To suggest that the good feelings you get out of a conversation with a medical professional ought to be the norm in real-world conversations is disturbingly narcissistic. This writer went on to offer other realistic and helpful examples of how people can and do bogart conversations and play the “one-upper” game, but I still don’t think we should use conversations with medical professionals, no matter how casual and friendly they may feel, as models for personal conversations.

This directive to just “shut up and listen” can also come off as ableist and even unintentionally racist. Not everyone is neurotypical and/or able to sit silently and just listen, and not all cultures require silence and nodding from one side of a conversation.

For some folks, they have actively worked to learn the skill of responding to a story with a similar story of their own as they practice reciprocal conversation. It’s frustrating to see this advice telling these folks that a skill they worked hard to acquire is “rude.” Autistic folks and folks with ADHD often need or want to relate by finding and sharing commonalities, and they can’t always put the brakes on their urge to share. We need to let folks relate in their own way.

In some cultures, it would be considered rude to sit in silence and not make it clear that you can relate. My ex-husband’s family is from Peru and they are quite happy to interrupt and even sometimes talk over one another. As an outsider, I can’t speak for their entire culture, but I can say with confidence that the various conversations I witnessed in Peru contained lots of interjection and overlap, and no one was the least bit offended. To be fair, the reverse is also true. In some cultures it could be considered selfish to interject. The point is, this is not a one-size-fits-all issue where a blanket rule will cover every conversation.

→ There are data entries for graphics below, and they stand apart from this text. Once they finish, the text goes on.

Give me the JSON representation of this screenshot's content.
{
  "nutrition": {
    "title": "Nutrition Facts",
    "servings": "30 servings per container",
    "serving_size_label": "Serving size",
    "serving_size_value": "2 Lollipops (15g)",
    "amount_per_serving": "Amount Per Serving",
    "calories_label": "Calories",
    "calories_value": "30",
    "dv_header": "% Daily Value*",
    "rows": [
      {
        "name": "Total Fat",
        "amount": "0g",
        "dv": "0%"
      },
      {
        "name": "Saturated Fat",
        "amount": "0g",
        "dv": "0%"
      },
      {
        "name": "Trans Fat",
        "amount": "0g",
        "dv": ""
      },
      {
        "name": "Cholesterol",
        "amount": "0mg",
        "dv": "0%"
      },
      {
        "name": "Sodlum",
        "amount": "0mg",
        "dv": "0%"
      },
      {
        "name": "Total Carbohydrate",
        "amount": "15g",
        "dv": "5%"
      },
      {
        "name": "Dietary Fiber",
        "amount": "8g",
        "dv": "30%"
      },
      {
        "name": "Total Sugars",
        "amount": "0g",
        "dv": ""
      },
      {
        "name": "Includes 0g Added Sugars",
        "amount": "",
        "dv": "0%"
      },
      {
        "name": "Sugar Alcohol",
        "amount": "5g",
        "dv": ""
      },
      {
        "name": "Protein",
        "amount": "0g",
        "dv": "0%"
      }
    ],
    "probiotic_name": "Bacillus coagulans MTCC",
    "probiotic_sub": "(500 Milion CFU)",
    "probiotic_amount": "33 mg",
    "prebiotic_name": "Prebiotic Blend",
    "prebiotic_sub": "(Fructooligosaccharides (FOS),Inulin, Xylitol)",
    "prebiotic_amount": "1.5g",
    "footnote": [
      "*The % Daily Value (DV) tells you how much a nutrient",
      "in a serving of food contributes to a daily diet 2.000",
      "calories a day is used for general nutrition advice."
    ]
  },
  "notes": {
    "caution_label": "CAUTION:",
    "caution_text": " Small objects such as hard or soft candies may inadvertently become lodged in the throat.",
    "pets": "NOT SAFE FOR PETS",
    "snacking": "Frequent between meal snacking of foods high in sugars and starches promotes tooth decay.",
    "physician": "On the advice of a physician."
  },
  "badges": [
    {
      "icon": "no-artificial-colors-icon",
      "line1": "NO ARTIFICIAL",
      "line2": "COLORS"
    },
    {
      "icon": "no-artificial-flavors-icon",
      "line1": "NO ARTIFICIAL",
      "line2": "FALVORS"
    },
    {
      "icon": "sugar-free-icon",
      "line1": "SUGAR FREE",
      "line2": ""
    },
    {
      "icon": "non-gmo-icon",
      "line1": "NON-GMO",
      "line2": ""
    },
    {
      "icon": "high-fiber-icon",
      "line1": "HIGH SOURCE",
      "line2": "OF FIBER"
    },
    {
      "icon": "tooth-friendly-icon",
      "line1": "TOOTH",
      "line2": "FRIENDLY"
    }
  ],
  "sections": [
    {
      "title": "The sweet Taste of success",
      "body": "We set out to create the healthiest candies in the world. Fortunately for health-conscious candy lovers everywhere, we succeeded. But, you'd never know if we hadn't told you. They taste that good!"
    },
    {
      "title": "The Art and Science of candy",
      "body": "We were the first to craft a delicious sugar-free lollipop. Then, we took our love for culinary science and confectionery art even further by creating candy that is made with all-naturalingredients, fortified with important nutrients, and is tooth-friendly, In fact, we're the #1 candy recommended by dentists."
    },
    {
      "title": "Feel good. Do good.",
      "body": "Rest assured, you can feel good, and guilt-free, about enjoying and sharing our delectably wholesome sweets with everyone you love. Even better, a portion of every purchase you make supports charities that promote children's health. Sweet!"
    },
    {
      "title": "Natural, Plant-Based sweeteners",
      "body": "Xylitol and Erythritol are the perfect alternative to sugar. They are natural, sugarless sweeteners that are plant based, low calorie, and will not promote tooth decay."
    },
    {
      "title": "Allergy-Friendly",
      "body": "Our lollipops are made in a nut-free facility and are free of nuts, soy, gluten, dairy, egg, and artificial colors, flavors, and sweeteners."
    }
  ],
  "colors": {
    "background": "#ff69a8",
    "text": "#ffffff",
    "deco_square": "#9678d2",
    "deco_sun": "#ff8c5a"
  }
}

For me, if someone doesn’t interject with their relatable experience, I assume they are bored by my story and think I’m extremely weird. I get the anxiety sweats. Please, for the love of all that is good and holy, interject with your relatable story so I don’t feel like a fucking weirdo or like I’m the only person dealing with this shit. To me, that is literally the point of conversation: relating to one another as human beings. If I want someone to listen to me and make the entire conversation all about me and only me, I’ll schedule an appointment with my therapist.